Have You Experienced Social Stigma Because Of SMA? How Have You Handled These Situations?
Father,
Please forgive them, for they know not what they do.
Amen
Just be your self and do something you love to do
I’m not sure if I’m experiencing social stigma due to SMA specifically or just to being disabled and in a motorized wheelchair. My younger brother and I both have SMA-2 and use motorized wheelchairs. People can’t get enough of staring at us whenever we’re out together and with our family and friends. I’m used to being stared at when I’m on my own. But with my brother, it’s like we’re a circus freak act or something. I try to ignore it but I can’t help but feel hurt. His girlfriend gets mad at people and sometimes tells them off. I just hold in my pain and anger. I’ve become very anxious about going outside and being among people now. I’m like a hermit now. I just feel ashamed and embarrassed of myself and I feel bad for people who are with me. I feel like I’m embarrassing them with my presence. I know it’s not true but my self esteem is very damaged now and I’m not sure what to do to feel “normal.” 🥺
At one point there was an issue at a new school we went to but we left and went back to old school the kids were just rude and the principle didn't seem to care.

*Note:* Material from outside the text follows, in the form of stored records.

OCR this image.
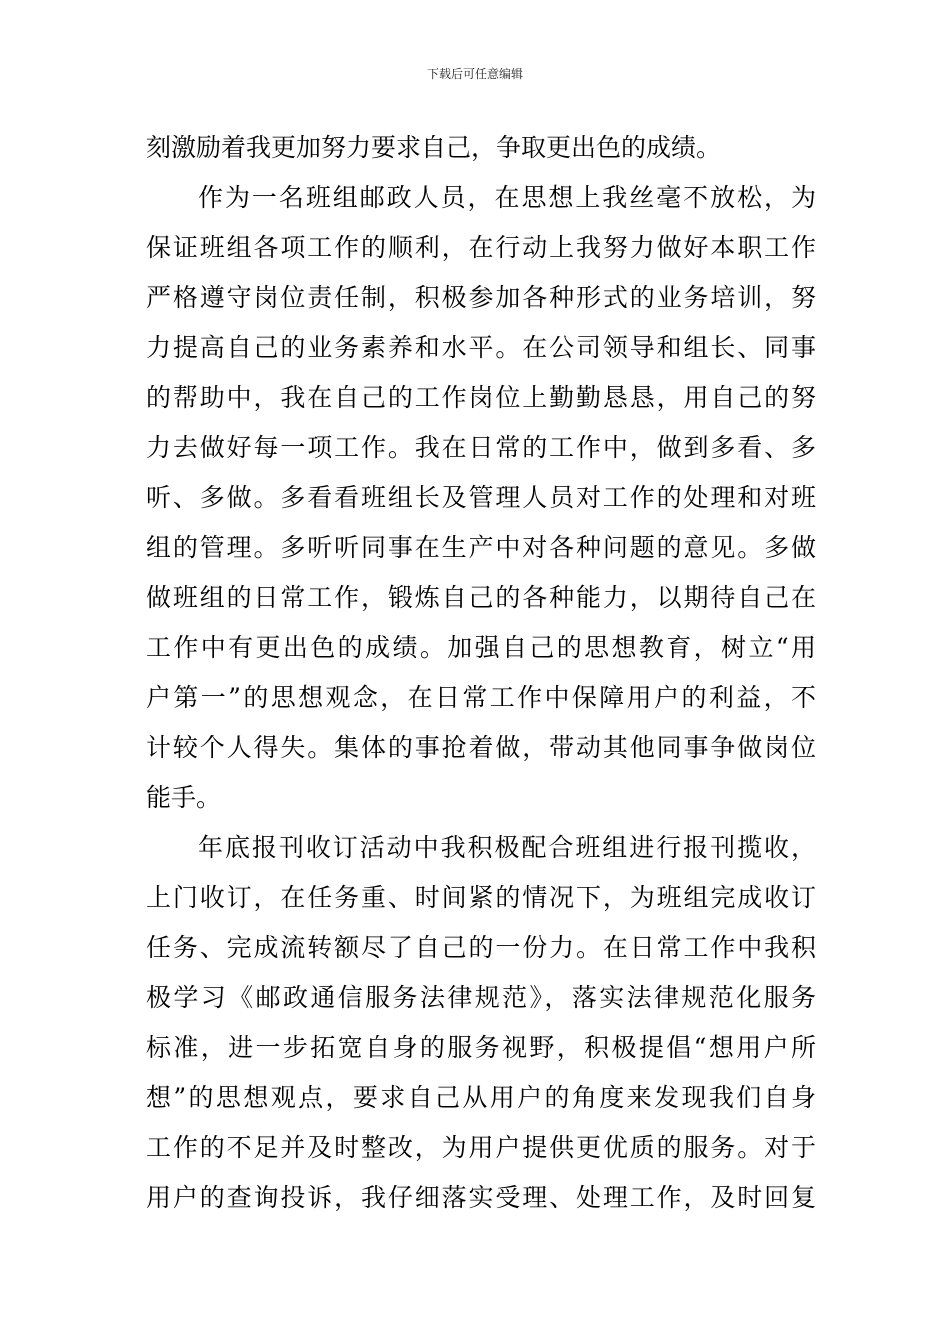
下载后可任意编辑
刻激励着我更加努力要求自己，争取更出色的成绩。
作为一名班组邮政人员，在思想上我丝毫不放松，为
保证班组各项工作的顺利，在行动上我努力做好本职工作
严格遵守岗位责任制，积极参加各种形式的业务培训，努
力提高自己的业务素养和水平。在公司领导和组长、同事
的帮助中，我在自己的工作岗位上勤勤恳恳，用自己的努
力去做好每一项工作。我在日常的工作中，做到多看、多
听、多做。多看看班组长及管理人员对工作的处理和对班
组的管理。多听听同事在生产中对各种问题的意见。多做
做班组的日常工作，锻炼自己的各种能力，以期待自己在
工作中有更出色的成绩。加强自己的思想教育，树立“用
户第一”的思想观念，在日常工作中保障用户的利益，不
计较个人得失。集体的事抢着做，带动其他同事争做岗位
能手。
年底报刊收订活动中我积极配合班组进行报刊揽收，
上门收订，在任务重、时间紧的情况下，为班组完成收订
任务、完成流转额尽了自己的一份力。在日常工作中我积
极学习《邮政通信服务法律规范》，落实法律规范化服务
标准，进一步拓宽自身的服务视野，积极提倡“想用户所
想”的思想观点，要求自己从用户的角度来发现我们自身
工作的不足并及时整改，为用户提供更优质的服务。对于
用户的查询投诉，我仔细落实受理、处理工作，及时回复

But on the normal everything is good everybody knows her and loves her I'm just her mom😊
I never experienced much social stigma in school growing up...perhaps because i walled myself off from it staying blissfully unaware. Awareness really did not begin to seep in until college, but college too is such an unreal world, i could largely ignore it. It was after college in my first job it hit me like a ton of bricks...ironically in a job in the governor's office to help people with disabilities become employed. I soon realized that the system is designed to stigmatize the disabled...a machine designed to make us be quiet and disappear isolated from everyone in the false pretence of help that comes at a high price.